Die Tomate, die ertragsstark, lange lagerfähig, gut über weite Strecken transportierbar und mit perfektem Aussehen glänzt. Wir lernten, der Geschmack blieb dabei auf der Strecke. Oder wie der Eliteweizen, der hohe Erträge liefert, homogene Einzelpflanzen hervorbringt, und immer gleiche Inhaltsstoffe aufweist, die für eine gute Maschinengängigkeit in der Backfabrik wichtig sind. Wir wissen, das Ergebnis sind Unverträglichkeiten, Allergien und seltsame Heilsversprecher, die das Geschäftsfeld Weizen macht dumm für sich entdeckt haben. Ich, mein Essen und meine Neurose! Bei den Nutztieren bekam die Kuh immer mehr Milch, die Sau immer mehr Koteletts, das Huhn eine immer größere Brust. Bessere Futterverwerter, schnellerer Fleischansatz. Zum Wiesn-Hendl in nur 30 Tagen. Königinnen werden bei speziellen Zuchtlinien übrigens auch künstlich befruchtet, wie bei der Kuh, wo das Sperma tiefgekühlt und der Stier aus dem Katalog kommt.
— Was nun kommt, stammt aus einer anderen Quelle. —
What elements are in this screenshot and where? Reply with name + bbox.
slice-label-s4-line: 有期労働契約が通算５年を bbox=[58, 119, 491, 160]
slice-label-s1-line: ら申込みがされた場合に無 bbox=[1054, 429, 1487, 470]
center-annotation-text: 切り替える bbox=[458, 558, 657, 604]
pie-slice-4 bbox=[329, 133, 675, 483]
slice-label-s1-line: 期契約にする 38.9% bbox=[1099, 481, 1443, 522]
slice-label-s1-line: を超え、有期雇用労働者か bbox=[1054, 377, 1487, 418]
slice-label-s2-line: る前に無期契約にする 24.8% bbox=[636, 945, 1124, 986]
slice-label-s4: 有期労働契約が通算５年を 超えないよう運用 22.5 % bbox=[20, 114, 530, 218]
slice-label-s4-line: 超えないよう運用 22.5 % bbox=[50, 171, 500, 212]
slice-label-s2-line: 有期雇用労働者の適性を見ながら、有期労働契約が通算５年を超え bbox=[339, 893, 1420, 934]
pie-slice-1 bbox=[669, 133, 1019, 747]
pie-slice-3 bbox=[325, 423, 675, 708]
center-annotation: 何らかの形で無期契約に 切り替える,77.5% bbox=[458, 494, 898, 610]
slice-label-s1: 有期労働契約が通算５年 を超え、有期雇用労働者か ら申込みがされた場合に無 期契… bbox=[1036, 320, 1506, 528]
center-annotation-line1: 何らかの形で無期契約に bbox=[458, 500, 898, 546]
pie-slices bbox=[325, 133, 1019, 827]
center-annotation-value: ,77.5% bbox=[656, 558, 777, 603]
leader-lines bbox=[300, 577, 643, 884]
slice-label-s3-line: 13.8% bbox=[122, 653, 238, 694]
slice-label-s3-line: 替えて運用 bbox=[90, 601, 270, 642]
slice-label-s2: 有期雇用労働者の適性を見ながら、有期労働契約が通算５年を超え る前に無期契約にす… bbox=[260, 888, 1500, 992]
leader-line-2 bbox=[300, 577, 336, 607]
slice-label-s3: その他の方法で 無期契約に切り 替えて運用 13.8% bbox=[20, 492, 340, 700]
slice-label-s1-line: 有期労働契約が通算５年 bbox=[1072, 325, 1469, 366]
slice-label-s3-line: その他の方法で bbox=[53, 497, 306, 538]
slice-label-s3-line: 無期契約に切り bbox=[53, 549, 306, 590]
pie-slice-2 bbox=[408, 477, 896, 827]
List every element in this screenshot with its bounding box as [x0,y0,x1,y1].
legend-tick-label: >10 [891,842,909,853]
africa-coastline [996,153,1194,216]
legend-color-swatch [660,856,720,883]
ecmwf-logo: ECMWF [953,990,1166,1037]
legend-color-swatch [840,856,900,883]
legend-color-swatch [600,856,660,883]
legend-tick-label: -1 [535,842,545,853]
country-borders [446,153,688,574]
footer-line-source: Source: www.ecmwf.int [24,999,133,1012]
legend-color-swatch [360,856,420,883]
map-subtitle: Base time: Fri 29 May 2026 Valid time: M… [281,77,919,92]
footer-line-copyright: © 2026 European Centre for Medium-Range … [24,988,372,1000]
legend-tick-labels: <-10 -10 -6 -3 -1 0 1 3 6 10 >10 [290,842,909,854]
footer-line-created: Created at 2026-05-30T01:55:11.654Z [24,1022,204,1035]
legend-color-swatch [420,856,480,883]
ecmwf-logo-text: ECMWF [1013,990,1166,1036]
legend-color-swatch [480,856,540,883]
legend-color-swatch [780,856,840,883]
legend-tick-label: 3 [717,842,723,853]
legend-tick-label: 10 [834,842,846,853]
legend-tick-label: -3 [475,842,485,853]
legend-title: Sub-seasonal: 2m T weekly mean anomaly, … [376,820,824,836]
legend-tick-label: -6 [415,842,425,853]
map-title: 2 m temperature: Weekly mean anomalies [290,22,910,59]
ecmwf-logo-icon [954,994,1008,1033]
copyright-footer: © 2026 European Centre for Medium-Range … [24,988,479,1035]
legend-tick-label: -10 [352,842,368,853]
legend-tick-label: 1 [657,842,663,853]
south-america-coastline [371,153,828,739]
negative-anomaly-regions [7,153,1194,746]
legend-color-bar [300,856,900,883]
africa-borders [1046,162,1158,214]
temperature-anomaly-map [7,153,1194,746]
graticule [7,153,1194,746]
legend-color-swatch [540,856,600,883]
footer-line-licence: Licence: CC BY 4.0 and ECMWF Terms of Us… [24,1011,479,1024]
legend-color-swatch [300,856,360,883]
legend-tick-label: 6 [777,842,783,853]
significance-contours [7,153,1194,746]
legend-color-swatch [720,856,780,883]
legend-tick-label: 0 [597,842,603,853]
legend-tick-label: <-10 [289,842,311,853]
Und wie bei Ferkeln die Ringelschwänze kupiert werden, kann man bei Königinnen die Flügel stutzen, damit sie nicht schwärmen.
Im Unterschied zu vielen Pflanzenzüchtungen, die auch eine höhere Widerstandsfähigkeit und Resistenz gegen bestimmte Krankheiten zum Ziel haben, hat man das bei der Honigbiene komplett ausgeblendet. So kam z. B. die Varroa-Milbe, von nicht sehr gescheiten Forschern aus Asien eingeschleppt und entwickelte sich zum absoluten Desaster. Asiatische Honigbienen kommen mit der Milbe klar, weil sie lange mit dem Parasiten lebten und dabei Fertigkeiten entwickelt haben, ihn in Schach zu halten. Diese Jahrtausende der Ko-Evolution fehlen unseren heimischen Bienenarten. Dafür gibt es ersatzweise Produkte der Industrie. Noch ein Geschäftsfeld! Erst die Beizmittel und Spritzmittel verkaufen, die Bienen schwächen, schaden oder töten und dann die verbliebenen Bienen mit allerlei teuren Behandlungsmittel wieder „heilen“. Das nennt man dann Bayer Bee Care Center oder anders. In Afrika, wo sich die Imker Chemie & Co. nicht leisten können und die Wirtschaftsweise zum Teil komplett anders ist, ist erst einmal ein sehr großer Teil der Völker eingegangen. Es überlebten nur varroatolerante Bienenvölker und die Populationen erholen sich langsam wieder.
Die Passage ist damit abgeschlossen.